Ich bin eine liebevolle, emphatische und fürsorgliche Partnerin in so vielen Beziehungen. Meinen Freundinnen (heimlich wünsche ich mir, ich könnte auch männliche Freunde nennen und eine der Frauen sein, die viele männliche Freunde hat, aber – seien wir ehrlich – ich bin es definitiv nicht) bin ich eine treue und unterstützende Freundin, meinem Mann bin ich eine lustige (definitiv sehr lustige) und liebevolle Partnerin, meinem Sohn bin ich eine liebevolle und bestärkende Mama, meinen Eltern eine tatkräftige und kümmernde Tochter und meinen Arbeitskolleg*innen (definitiv auch eine Form der Beziehung und Partnerschaft) eine emphatische und helfende Kollegin. Nur mit mir selbst – da hapert es. Mir selbst gegenüber bin ich nicht so liebevoll, emphatisch und fürsorglich. Mit mir selbst führe ich keine ganz so unterstützende und wertschätzende Beziehung. Dabei fängt es doch da gerade an, oder? 

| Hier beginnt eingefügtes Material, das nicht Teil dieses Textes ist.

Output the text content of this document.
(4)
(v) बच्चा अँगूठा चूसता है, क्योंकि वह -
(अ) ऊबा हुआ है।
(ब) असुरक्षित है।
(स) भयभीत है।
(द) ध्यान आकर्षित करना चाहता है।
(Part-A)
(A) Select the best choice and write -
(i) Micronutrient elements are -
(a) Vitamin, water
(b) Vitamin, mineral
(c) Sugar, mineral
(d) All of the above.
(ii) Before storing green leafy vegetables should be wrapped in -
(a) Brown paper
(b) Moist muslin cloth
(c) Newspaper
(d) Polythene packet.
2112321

Partnerschaft = Partner sein 

Der Duden definiert Partnerschaft als das Partnersein. Ein*e Partner*in sein, das beinhaltet also ganz schön viel Aktionismus. Kein Problem, denke ich mir im ersten Moment, ich bin ja eine prima Partnerin: Ich gebe viel, ich kümmere mich viel, ich liebe viel – ihr versteht. Von meinen Partner*innen (ich beziehe hier all meine emotionalen Beziehungen mit ein) bekomme ich diesbezüglich positive Rückmeldungen. Nichtsdestotrotz würde ich auf einer Skala von eins bis zehn beim Punkt Beziehungen eher eine acht ankreuzen. An schlechten Tagen eine sieben, an guten eine acht.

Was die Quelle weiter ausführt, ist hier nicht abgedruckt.